Don’t Get Lost in Transition



 “The Bill Murray and Scarlet Johansen characters fell in love in the editing room.“ – Sarah Flack, editor, Lost in Translation

Earlier this month Tropfest held their first RoughCut film symposium in NYC at The Film Society of Lincoln Center.  Roughcut is an offshoot of Tropfest, the world’s largest short film festival, originating in Australia 20 years ago.  I attended the daylong event intrigued by the mix of speakers and the focus on storytelling, the thought process of creative thinkers and how each of their disciplines contributes to the filmmaker’s vision.


The founder and director of Tropfest, Jon Polman kicked off the day with his  story of channeling youthful rebellion into purpose and creative energy.  From there creative energy became somewhat of a  theme for the day.  I’m impressed by what he has built and definitely looking forward to the next Tropfest NYC (2013).


Aside from the entertainment value, it was a great demonstration of the power of diverse thinking and cross-pollination of ideas.. I love going to events simply because they interest me and then realizing there is so much I can apply to my life and work. As many of these film, advertising, theatre and tech startup leaders attest – we can all learn so much from exposing ourselves to different perspectives.


Some of the speakers included:

– Scott Rosenberg, Writer/Producer (Gone in 60 Seconds, Con Air)

– Nick Law, Global Chief Creative Officer, RG/A

– Sarah Flack, Editor (Lost in Translation)Nick Law, EVP, Chief Global Creative Director, R/GA

– Jeremy Boxer, Director of Vimeo Festival + Awards, Creative Director of Vimeo

– Liev Schreiber, Actor/Writer/Director (Salt, X-Men: Origins, Everything is Illuminated)

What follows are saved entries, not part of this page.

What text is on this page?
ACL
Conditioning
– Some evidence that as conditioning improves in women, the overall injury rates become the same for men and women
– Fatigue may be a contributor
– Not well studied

– Malcolm Gladwell, journalist, bestselling author, and speaker (Tipping Point, Outliers)

– Charles Randolph, former philosophy professor and Writer / Producer  (The Life of David Gale, Love and Other Drugs)

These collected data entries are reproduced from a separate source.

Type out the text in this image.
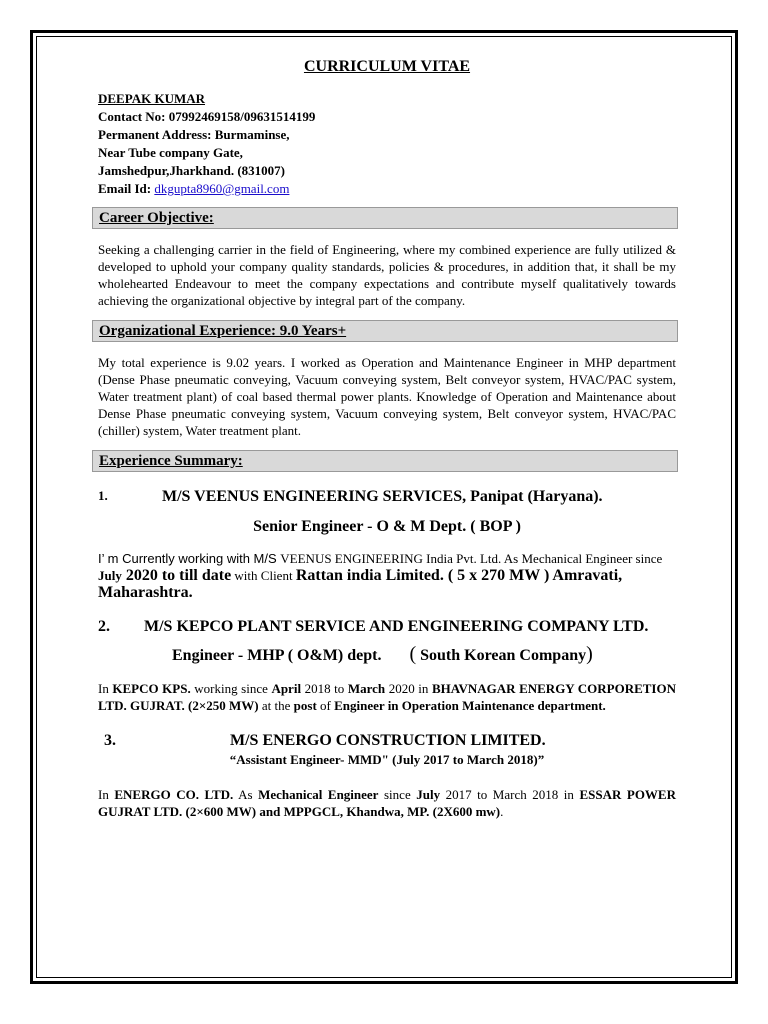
CURRICULUM VITAE
DEEPAK KUMAR
Contact No: 07992469158/09631514199
Permanent Address: Burmaminse,
Near Tube company Gate,
Jamshedpur,Jharkhand. (831007)
Email Id: dkgupta8960@gmail.com
Career Objective:
Seeking a challenging carrier in the field of Engineering, where my combined experience are fully utilized & developed to uphold your company quality standards, policies & procedures, in addition that, it shall be my wholehearted Endeavour to meet the company expectations and contribute myself qualitatively towards achieving the organizational objective by integral part of the company.
Organizational Experience: 9.0 Years+
My total experience is 9.02 years. I worked as Operation and Maintenance Engineer in MHP department (Dense Phase pneumatic conveying, Vacuum conveying system, Belt conveyor system, HVAC/PAC system, Water treatment plant) of coal based thermal power plants. Knowledge of Operation and Maintenance about Dense Phase pneumatic conveying system, Vacuum conveying system, Belt conveyor system, HVAC/PAC (chiller) system, Water treatment plant.
Experience Summary:
1.	M/S VEENUS ENGINEERING SERVICES, Panipat (Haryana).
Senior Engineer - O & M Dept. ( BOP )
I’ m Currently working with M/S VEENUS ENGINEERING India Pvt. Ltd. As Mechanical Engineer since July 2020 to till date with Client Rattan india Limited. ( 5 x 270 MW ) Amravati, Maharashtra.
2. M/S KEPCO PLANT SERVICE AND ENGINEERING COMPANY LTD.
Engineer - MHP ( O&M) dept. ( South Korean Company)
In KEPCO KPS. working since April 2018 to March 2020 in BHAVNAGAR ENERGY CORPORETION LTD. GUJRAT. (2×250 MW) at the post of Engineer in Operation Maintenance department.
3.	M/S ENERGO CONSTRUCTION LIMITED.
“Assistant Engineer- MMD" (July 2017 to March 2018)”
In ENERGO CO. LTD. As Mechanical Engineer since July 2017 to March 2018 in ESSAR POWER GUJRAT LTD. (2×600 MW) and MPPGCL, Khandwa, MP. (2X600 mw).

I wrote a post sharing my take-aways from this fascinating day — but it ended up being way too long for our thought processes. Instead over the next few weeks I will share my takeaways from 7 of the speakers I was able to see. The first post is based on the session with Sarah Flack, Editor of Lost in Translation (and much more) who gave me a new take on pivoting:

“In the editing room, what you think you are going to do with a film can completely change. You can do anything.  The Bill Murray and Scarlet Johansen characters fell in love in the editing room. “ – Sarah Flack

When I heard Sarah speaking about her editing process  I realized that editing is the ultimate pivot. You can change it all up. I had always thought about a pivot as merely a different / new route to fulfilling your vision based on feedback from customers /in-market.

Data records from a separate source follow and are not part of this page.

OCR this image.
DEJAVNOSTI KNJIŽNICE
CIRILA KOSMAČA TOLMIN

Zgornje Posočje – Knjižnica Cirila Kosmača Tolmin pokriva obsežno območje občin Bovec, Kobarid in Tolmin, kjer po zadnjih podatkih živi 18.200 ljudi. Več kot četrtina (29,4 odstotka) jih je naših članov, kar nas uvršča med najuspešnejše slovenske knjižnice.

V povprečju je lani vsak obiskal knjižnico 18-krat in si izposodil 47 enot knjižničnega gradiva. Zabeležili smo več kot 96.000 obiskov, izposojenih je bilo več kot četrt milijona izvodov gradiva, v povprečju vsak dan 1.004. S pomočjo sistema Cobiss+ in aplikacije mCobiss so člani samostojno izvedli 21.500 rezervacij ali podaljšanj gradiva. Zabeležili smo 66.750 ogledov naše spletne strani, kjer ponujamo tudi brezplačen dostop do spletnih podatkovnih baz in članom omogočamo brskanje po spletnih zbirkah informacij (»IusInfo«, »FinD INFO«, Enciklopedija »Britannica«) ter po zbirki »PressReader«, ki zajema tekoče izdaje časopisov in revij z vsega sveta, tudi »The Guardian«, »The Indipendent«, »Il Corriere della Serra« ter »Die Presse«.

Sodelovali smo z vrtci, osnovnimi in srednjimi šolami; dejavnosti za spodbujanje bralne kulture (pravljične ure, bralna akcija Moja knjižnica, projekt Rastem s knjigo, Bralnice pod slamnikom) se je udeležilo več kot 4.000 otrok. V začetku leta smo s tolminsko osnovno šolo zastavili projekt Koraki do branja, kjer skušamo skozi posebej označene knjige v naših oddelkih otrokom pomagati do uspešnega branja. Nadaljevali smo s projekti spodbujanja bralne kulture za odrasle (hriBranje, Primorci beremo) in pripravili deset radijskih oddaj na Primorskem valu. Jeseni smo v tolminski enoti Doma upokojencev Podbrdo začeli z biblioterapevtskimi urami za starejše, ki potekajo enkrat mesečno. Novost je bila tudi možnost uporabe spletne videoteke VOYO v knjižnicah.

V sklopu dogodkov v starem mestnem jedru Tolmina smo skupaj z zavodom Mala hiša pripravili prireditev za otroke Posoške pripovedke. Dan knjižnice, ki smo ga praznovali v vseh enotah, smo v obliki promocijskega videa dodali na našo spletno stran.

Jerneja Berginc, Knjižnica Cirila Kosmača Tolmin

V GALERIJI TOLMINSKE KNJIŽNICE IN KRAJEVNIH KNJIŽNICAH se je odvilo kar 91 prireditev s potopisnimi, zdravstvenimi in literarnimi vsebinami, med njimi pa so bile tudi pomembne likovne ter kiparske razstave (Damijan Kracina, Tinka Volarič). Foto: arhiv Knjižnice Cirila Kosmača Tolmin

But Sarah’s point made me think there is another way to think about a pivot.  If you have learned that what you got ain’t working…take a look at the assets you have and see how you can remix them to build something you are excited about. Experiment. Try new things. Tell a new story. It can make a huge difference. You never know.


Taking what Sarah said a step further,  we really can edit what we have at any point if we see a brighter future. It may mean cutting some scenes you love, but the end result may be better.


I am so watching Lost in Translation again!


The 40:20 — When faced with a situation that is not working, consider whether your existing assets can be re-edited to make something completely different and perhaps more impactful.